Rachel Reeves is the shadow chancellor with something for everyone.

For the Labour Party activists crying out for ambitious pledges following a series of lukewarm announcements there was £28bn a year of investment to help the UK reach its climate targets.

She also went after some of the most potent symbols for party members: private schools and Jeff Bezos, the founder of Amazon ("if you can afford to fly to the moon, you can afford to pay your taxes here on earth!")

For the business community there was a promise to axe business rates and replace the £30bn of revenue with… something.

For those who thought it was all a bit too much she unveiled some fiscal rules that could lightly limit her room to spend and borrow, and a new value for money "hit squad" that would scrutinise government spending.

She has also upped her speech game significantly, introducing a group of keyworkers in the front row to rapturous applause and lowering her voice dramatically to deliver her soundbites.

Ms Reeves said the annual £28bn investment - which would continue until 2030 - would help "protect our planet for future generations".

It would include the £3bn shadow business secretary Ed Miliband promised to help make the UK steel industry carbon-neutral in his conference speech on Sunday.

Labour is expected to make a series of announcements on where the rest of the money would go.
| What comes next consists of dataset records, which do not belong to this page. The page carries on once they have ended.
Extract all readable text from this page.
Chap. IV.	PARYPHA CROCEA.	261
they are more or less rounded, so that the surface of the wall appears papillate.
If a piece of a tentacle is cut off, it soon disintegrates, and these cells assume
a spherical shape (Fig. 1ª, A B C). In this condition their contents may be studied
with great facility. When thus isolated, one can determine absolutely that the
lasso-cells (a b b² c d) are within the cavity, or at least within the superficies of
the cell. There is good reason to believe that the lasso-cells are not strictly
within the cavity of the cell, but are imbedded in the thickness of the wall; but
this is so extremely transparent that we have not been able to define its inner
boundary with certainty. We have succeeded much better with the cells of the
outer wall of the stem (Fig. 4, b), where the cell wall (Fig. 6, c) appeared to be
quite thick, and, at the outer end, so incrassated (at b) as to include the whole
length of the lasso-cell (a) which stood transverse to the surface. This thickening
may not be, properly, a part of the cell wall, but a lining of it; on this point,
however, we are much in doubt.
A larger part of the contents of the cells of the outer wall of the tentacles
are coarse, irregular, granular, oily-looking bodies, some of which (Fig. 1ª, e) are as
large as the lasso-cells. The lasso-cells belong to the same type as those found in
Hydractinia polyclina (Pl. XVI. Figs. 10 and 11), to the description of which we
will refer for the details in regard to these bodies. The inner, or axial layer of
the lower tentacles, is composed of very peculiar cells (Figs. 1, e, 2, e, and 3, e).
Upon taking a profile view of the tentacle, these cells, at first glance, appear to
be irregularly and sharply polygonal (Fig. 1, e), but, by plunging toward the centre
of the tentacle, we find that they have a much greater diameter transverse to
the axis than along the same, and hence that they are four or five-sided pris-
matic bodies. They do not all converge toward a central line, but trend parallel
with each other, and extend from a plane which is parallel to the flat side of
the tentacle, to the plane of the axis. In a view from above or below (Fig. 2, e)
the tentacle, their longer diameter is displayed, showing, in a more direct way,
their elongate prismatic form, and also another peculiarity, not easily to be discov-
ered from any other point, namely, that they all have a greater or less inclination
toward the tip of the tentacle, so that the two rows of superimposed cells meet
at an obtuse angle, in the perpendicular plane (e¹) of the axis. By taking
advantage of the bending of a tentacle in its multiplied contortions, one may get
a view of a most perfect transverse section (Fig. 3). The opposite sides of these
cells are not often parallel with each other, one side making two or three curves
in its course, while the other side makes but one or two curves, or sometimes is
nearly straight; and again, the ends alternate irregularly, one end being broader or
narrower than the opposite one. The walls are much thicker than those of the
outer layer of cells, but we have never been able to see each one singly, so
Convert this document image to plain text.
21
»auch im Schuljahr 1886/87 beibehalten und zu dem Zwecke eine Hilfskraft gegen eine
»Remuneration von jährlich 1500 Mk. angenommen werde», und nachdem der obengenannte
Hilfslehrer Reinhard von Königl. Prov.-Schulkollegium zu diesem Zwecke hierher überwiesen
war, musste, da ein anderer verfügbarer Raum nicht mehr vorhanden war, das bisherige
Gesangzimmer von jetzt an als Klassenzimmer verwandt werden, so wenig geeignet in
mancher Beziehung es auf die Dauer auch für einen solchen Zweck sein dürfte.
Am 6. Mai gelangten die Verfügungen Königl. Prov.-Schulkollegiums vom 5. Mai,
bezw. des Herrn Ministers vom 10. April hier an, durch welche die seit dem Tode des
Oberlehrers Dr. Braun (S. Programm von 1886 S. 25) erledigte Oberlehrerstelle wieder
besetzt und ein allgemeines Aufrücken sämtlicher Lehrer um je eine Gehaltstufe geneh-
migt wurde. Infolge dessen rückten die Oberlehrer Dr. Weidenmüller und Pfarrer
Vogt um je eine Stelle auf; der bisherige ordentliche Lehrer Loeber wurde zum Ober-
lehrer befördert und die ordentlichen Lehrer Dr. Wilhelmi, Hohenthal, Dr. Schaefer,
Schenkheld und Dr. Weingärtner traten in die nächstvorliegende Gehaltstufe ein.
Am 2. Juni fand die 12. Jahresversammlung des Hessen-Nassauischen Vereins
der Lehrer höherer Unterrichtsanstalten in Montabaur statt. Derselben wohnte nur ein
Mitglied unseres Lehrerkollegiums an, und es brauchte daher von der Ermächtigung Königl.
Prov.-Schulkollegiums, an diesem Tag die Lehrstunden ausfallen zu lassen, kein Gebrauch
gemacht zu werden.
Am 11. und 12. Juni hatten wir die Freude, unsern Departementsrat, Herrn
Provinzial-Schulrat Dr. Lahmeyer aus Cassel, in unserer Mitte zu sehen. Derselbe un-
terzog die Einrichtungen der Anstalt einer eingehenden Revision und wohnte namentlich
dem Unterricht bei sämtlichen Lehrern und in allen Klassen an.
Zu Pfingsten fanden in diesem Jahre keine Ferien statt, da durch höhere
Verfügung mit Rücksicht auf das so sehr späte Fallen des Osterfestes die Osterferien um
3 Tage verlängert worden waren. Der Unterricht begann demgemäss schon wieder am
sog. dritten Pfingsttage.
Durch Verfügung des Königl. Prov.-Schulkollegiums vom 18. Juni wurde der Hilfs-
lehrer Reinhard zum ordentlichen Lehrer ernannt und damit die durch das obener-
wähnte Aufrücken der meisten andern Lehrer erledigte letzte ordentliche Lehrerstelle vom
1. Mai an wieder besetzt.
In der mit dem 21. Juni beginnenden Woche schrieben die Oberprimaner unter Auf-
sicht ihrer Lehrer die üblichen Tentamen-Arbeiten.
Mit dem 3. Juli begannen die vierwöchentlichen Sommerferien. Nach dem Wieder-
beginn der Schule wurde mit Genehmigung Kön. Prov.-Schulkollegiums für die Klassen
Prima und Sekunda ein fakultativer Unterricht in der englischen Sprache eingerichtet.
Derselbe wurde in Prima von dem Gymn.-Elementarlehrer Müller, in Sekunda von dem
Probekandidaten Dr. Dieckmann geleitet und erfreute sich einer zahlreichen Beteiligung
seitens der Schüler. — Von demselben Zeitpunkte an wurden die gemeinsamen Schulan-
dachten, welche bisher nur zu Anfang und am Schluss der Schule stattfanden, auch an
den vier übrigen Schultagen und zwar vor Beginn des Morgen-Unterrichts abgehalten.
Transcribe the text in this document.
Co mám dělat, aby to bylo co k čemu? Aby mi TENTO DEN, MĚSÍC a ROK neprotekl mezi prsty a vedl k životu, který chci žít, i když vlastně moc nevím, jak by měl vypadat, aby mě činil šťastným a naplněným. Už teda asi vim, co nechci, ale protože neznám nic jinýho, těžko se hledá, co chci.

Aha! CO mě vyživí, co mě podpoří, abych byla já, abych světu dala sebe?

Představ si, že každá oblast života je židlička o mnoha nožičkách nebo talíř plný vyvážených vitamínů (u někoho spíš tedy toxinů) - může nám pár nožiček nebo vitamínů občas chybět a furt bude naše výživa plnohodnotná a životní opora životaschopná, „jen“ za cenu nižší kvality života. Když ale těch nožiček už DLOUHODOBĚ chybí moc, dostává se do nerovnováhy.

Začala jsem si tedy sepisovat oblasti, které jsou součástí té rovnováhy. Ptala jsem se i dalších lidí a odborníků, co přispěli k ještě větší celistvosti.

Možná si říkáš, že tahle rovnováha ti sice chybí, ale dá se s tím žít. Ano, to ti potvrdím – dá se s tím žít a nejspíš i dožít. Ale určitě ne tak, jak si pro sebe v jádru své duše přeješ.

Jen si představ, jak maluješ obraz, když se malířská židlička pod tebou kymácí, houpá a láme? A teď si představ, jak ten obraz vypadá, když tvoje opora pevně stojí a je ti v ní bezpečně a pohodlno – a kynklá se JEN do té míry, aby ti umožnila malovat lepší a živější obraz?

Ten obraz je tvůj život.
Greenpeace UK welcomed the overall spending pledge, with its head of politics, Rebecca Newsom, saying: "Tackling the climate crisis has to be at the heart of what the Treasury does."

The independent Climate Change Committee estimates the cost of making the UK carbon-neutral will be between 1% and 2% of GDP, external until 2050. Based on last year's figures, that would equate to between £19.6bn and £39.2bn a year.

Business tax

During her half-hour speech, Ms Reeves said a Labour government would freeze business rates in England until 2023 and make rates relief for smaller firms more generous.

It would eventually scrap rates completely, she said, replacing them with a new "modern" business tax, which the party is yet to define.

Labour is also proposing a new tax on commercial property.

And it is proposing to increase the digital services tax - paid by search engines and social media firms - from 2% to 12%, when it is replaced by a higher global corporation tax rate agreed as part of an international scheme.

Ms Reeves told the conference the party would bring in the "biggest overhaul of business taxation in a generation", allowing businesses to "lead the pack, not watch opportunities go elsewhere."

She announced plans to scrap "hundreds" of tax breaks and set up an Office of Value for Money, which aides describe as a "hit squad" to scrutinise government spending and ensure tax is used wisely.

Covid contracts

Ms Reeves said a Labour government would tell firms which have received contracts to deal with the Covid pandemic but under-delivered to repay the money given to them by the government.

"We will set up a team to go through every line of every failed contract where value was not delivered, and claw back every penny of taxpayers' money we possibly can," she added, "because that money belongs in our police, it belongs in our schools and it belongs in our NHS."

The policies announced by Ms Reeves were welcomed by the Federation for Small Businesses, whose national chair Mike Cherry said: "The shadow chancellor is right to propose concrete reform of a business rates tax which disproportionately burdens the small businesses and sole traders at the heart of local communities."

But Conservative Party co-chairman Oliver Dowden said: "Successive Labour leaders have threatened businesses with tax hikes, higher bills, and more red tape.

"Only the Conservatives can be trusted to support our businesses and help our economy thrive as we build back better."